How does the novel define 'home'? Willow loses her physical home. Where does she find a new one, and what makes it home?

#22ComparativeMiddle School

Compare Counting by 7s to Wonder. Both feature middle-school outsiders who change the communities around them. How are Willow and Auggie similar and different?

#23StructuralMiddle School

Why does the novel end with Willow counting by sevens again rather than with a dramatic resolution? What does the return to counting represent?

#24Modern ParallelMiddle School

Willow says a garden needs a plan, but the plan is not the garden. What does this mean for her life? Can you plan for the unexpected?

#25Absence AnalysisMiddle School

How does the novel handle Willow's adoption? She was adopted as an infant by parents of a different race. Why doesn't the novel make adoption itself a source of conflict?

#26Author's ChoiceMiddle School

Is Willow autistic, gifted, twice-exceptional, or simply different? The novel never provides a diagnosis. Why might Sloan have made this choice?
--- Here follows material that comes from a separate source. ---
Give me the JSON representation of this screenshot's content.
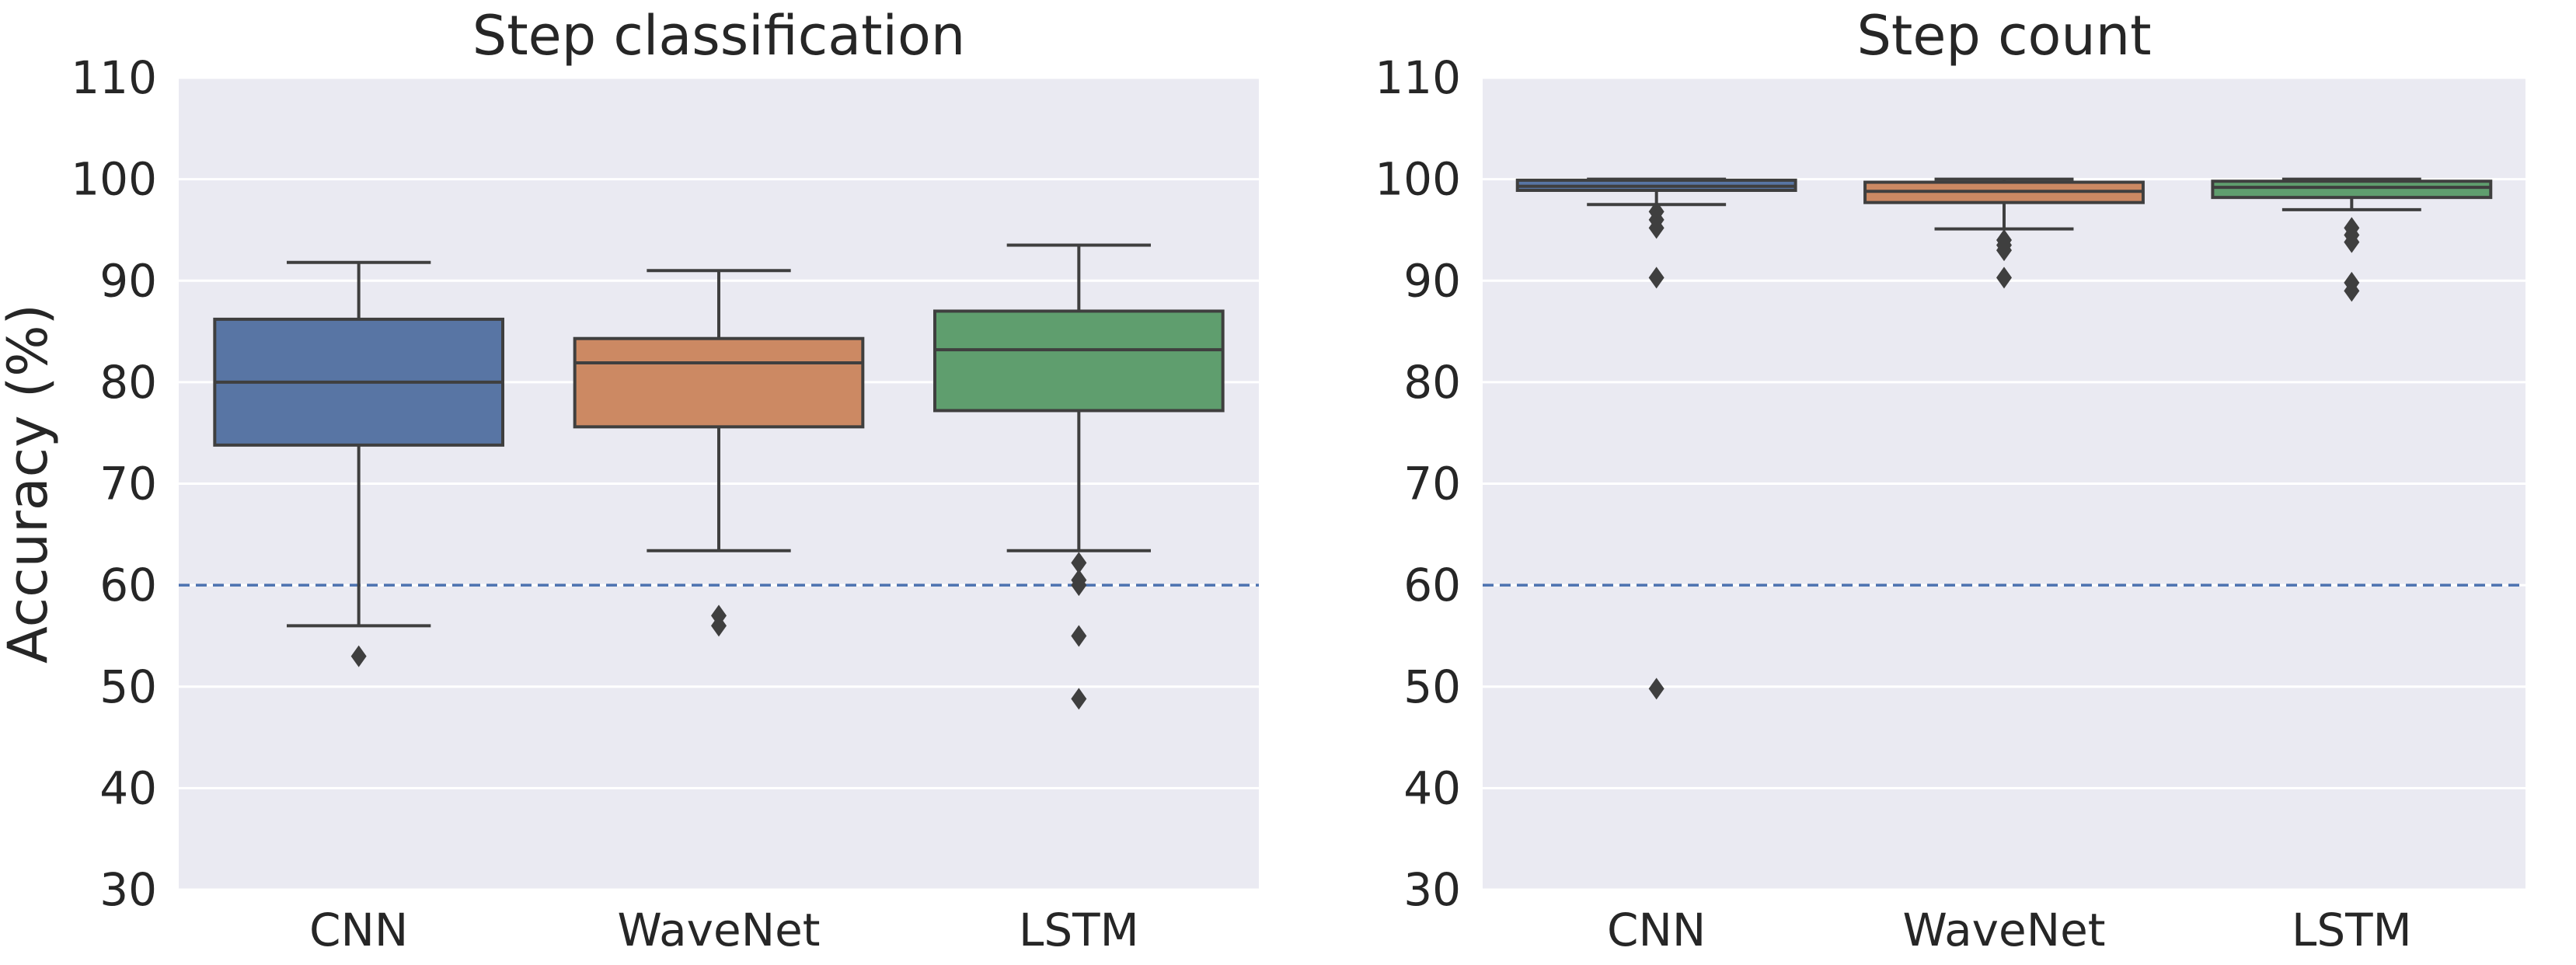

#27StructuralMiddle School

The Happy Polish nail salon is Phuong's livelihood and the family's gathering place. What role does work — physical, daily, unglamorous work — play in the novel's definition of love?

#28Modern ParallelMiddle School

If you were Willow's teacher, how would you accommodate her in a classroom? What would most schools get wrong about a student like Willow?

#29StructuralMiddle School

The novel takes place over several months. How does Sloan use the passage of time to show grief's non-linear process? Does Willow get steadily better, or does she get worse before she gets better?

#30Modern ParallelMiddle School

Willow says at the end that she has not stopped being sad — she has started being other things too. Is this a satisfying resolution? Should a grief novel end with the grief fully resolved?